In 2017, 16 years after Sept. 11, the U.S. saw the election of a president unaccepted by many and lauded by those who voted for him. The nation remains divided. On the Korean Peninsula, a dictator is rattling a nuclear sabre and raising fears that in the hindsight of history make Sputnik seem like nothing more than a beeping satellite. We know now that trying to intervene in Vietnam was an ill-conceived idea, despite the fears of 1957.
But the biggest difference is that, unlike World War II, which claimed hundreds of thousands of Americans and ended in about five years, we’re still fighting what began as the “war on terror” in Afghanistan, which has claimed thousands of American lives with apparent expansion of that war still a possibility, combining a sort of potential Vietnam with the kind of patriotic spirit that won World War II. The difference is that people in 16 years have lost much of that patriotic unified American fervor to get even, choosing instead to consider “America First” to mean something more domestic in nature.

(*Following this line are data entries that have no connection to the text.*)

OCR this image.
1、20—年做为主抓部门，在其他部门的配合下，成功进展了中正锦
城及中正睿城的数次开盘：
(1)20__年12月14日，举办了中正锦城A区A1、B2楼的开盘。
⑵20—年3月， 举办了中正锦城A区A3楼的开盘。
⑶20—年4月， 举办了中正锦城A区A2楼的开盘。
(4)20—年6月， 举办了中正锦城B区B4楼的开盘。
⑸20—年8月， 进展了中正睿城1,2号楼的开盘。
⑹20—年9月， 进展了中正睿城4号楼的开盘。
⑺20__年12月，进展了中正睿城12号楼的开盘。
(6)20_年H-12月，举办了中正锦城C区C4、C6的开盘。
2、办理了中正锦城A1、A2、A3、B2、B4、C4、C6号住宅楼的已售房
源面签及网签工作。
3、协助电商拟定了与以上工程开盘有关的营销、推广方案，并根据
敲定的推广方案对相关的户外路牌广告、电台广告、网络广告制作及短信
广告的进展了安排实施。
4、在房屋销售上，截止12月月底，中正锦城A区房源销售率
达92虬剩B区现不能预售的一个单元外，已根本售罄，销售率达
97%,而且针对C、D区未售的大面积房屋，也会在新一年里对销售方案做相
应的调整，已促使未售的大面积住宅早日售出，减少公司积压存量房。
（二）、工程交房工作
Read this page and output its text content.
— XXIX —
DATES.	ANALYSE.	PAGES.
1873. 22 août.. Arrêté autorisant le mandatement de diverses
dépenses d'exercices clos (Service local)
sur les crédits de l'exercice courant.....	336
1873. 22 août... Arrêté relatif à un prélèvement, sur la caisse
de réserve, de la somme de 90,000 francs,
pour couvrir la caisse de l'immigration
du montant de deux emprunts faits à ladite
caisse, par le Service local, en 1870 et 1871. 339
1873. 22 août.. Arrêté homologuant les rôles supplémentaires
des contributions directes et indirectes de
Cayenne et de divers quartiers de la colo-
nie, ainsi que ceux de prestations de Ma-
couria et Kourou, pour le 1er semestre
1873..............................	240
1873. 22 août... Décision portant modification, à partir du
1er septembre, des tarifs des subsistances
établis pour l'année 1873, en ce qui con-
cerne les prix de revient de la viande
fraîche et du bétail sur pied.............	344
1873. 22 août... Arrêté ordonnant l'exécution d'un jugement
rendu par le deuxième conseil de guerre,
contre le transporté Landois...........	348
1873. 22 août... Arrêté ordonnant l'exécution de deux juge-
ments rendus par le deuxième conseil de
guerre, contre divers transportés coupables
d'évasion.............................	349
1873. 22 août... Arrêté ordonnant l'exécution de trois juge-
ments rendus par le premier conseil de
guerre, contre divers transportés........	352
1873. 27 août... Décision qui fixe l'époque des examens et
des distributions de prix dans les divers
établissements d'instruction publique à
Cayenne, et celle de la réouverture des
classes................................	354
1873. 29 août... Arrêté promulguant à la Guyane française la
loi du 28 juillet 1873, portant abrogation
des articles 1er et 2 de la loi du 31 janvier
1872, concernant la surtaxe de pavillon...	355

Those 16-year-olds taking to the streets, the infants of Sept. 11, 2001, have grown up in a world that has always had the U.S. at war somewhere, where they know that as they slept in their cribs that something happened with airliners, where Americans have grown angry at the state of the nation, where they have never known life without a smartphone, nor have they the shared cultural phenomenon that was nightly network TV.
It’s not the hula-hoop and Frisbee world (it was unveiled to the public in 1957), but the world of social media-driven angst and fears of climate-change-driven storms replacing the Asian Flu as the pop-culture thing to be feared.
Sept. 11 changed the world, for sure. What today’s children of that day will do with it will be as interesting to see in 16 more years as it is to look back at what drove the world in 1957.